Steven threw a wild look over his shoulder; Avery was above him and behind, but was catching up. He’d found the track and the running was easier there. He was faster; Steven couldn’t go any faster. Not here; not in the deep purple heather.
He angled up again to try to rejoin the track, slowing still further in the process, Avery gaining. If only he could get to the track, he’d make it. He was sure. Fuck it! He turned sharply and bounded up the hill back to the track, then skidded onto it and kept running.
Avery was only twenty yards behind him when Steven ran into a wall of fog so thick that he flinched. He hesitated momentarily, fought the instinct to slow down, and rushed headlong into the whiteness.
He could hear Avery behind him, cursing in breathy spurts. He sounded close, but everything did in the fog.
And then he heard nothing.
He stopped, panting and wheezing, and turned circles, ears hurting with the strain of listening over the thudding of his own blood. Nothing.
Steven decided to keep running but then realized that stopping had been a terrible mistake. Before he’d been running the right way simply because he was running away from Avery. But now he’d stopped, he’d lost any sense of direction.
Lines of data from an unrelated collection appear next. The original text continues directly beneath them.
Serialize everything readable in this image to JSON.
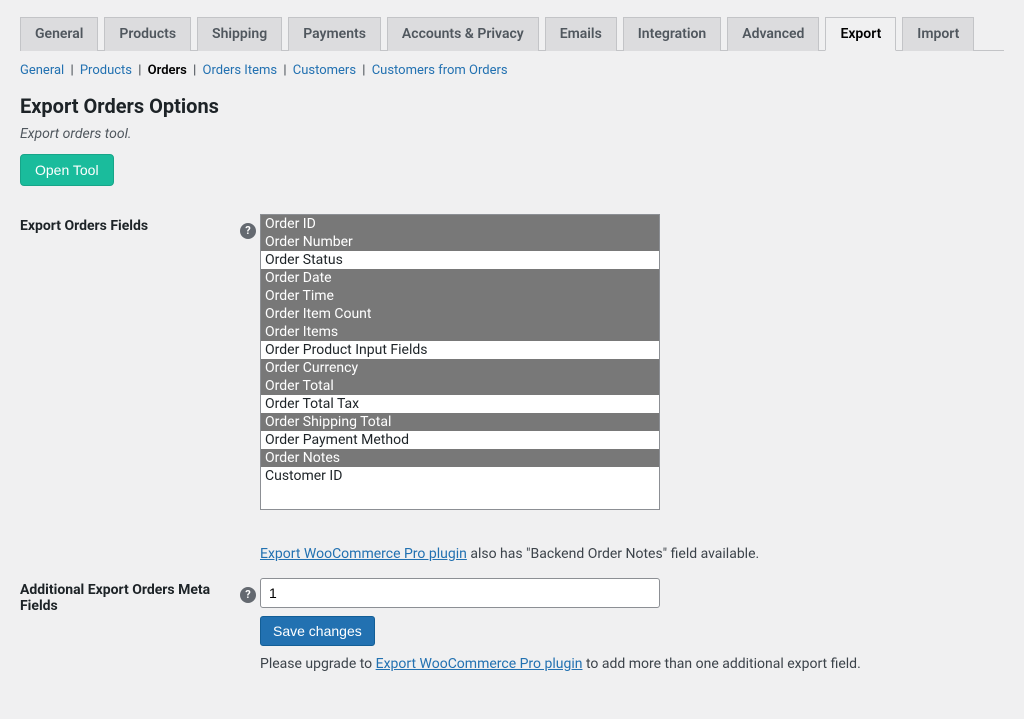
{
  "tabs": [
    {
      "label": "General"
    },
    {
      "label": "Products"
    },
    {
      "label": "Shipping"
    },
    {
      "label": "Payments"
    },
    {
      "label": "Accounts & Privacy"
    },
    {
      "label": "Emails"
    },
    {
      "label": "Integration"
    },
    {
      "label": "Advanced"
    },
    {
      "label": "Export",
      "active": true
    },
    {
      "label": "Import"
    }
  ],
  "subnav": {
    "items": [
      {
        "label": "General"
      },
      {
        "label": "Products"
      },
      {
        "label": "Orders",
        "current": true
      },
      {
        "label": "Orders Items"
      },
      {
        "label": "Customers"
      },
      {
        "label": "Customers from Orders"
      }
    ]
  },
  "heading": "Export Orders Options",
  "heading_desc": "Export orders tool.",
  "open_tool": "Open Tool",
  "fields": {
    "export_fields_label": "Export Orders Fields",
    "options": [
      {
        "label": "Order ID",
        "selected": true
      },
      {
        "label": "Order Number",
        "selected": true
      },
      {
        "label": "Order Status",
        "selected": false
      },
      {
        "label": "Order Date",
        "selected": true
      },
      {
        "label": "Order Time",
        "selected": true
      },
      {
        "label": "Order Item Count",
        "selected": true
      },
      {
        "label": "Order Items",
        "selected": true
      },
      {
        "label": "Order Product Input Fields",
        "selected": false
      },
      {
        "label": "Order Currency",
        "selected": true
      },
      {
        "label": "Order Total",
        "selected": true
      },
      {
        "label": "Order Total Tax",
        "selected": false
      },
      {
        "label": "Order Shipping Total",
        "selected": true
      },
      {
        "label": "Order Payment Method",
        "selected": false
      },
      {
        "label": "Order Notes",
        "selected": true
      },
      {
        "label": "Customer ID",
        "selected": false
      }
    ],
    "pro_note_link": "Export WooCommerce Pro plugin",
    "pro_note_after": " also has \"Backend Order Notes\" field available.",
    "meta_label": "Additional Export Orders Meta Fields",
    "meta_value": "1",
    "save_label": "Save changes",
    "upgrade_before": "Please upgrade to ",
    "upgrade_link": "Export WooCommerce Pro plugin",
    "upgrade_after": " to add more than one additional export field."
  }
}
He looked down at his feet and the ground around him. Heather barred the way he would have chosen. He shuffled sideways quietly and found only grass and patchy gorse with his feet. With a panicky tingle he realized he’d lost the track. He stood for a long moment, listening to his heart pounding in his ears, trying not to breathe and give himself away.
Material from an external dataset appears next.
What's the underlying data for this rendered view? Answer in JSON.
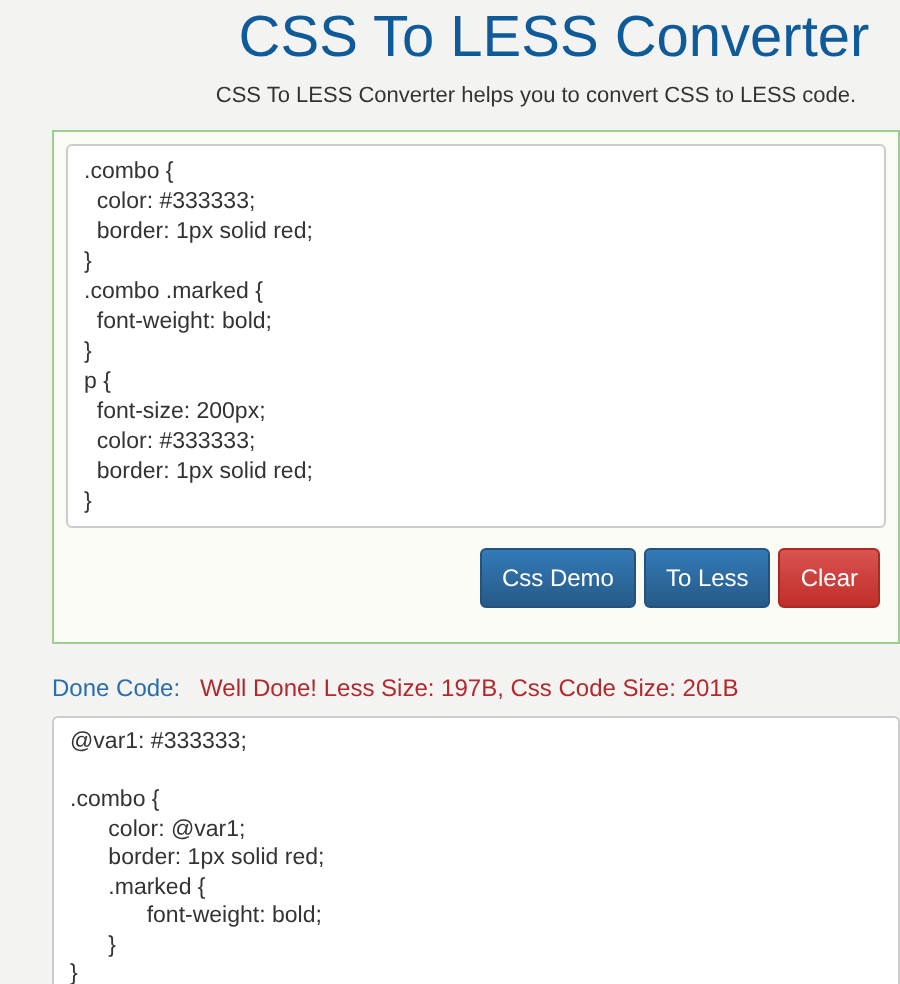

Steven sucked in his breath and held it as he heard a rustling sound. He couldn’t tell where it came from or how far off. He turned. A quiet—strangely familiar—squeak and a bump. He spun the other way.
It was the wrong move.
His head was jerked back and he lost his footing and fell. Something warm around his neck; a knee in his ribs pumped the breath out of him and Avery was over him, on him, staring down into his face with his teeth bared and his eyes narrowed into glittering slits.
Something soft but tight was around his neck; Steven realized he was being strangled with the pale green cardigan. He could smell his own vomit on it.
He couldn’t breathe. His head felt huge and about to pop; his lungs spasmed and screamed for air. He had to breathe.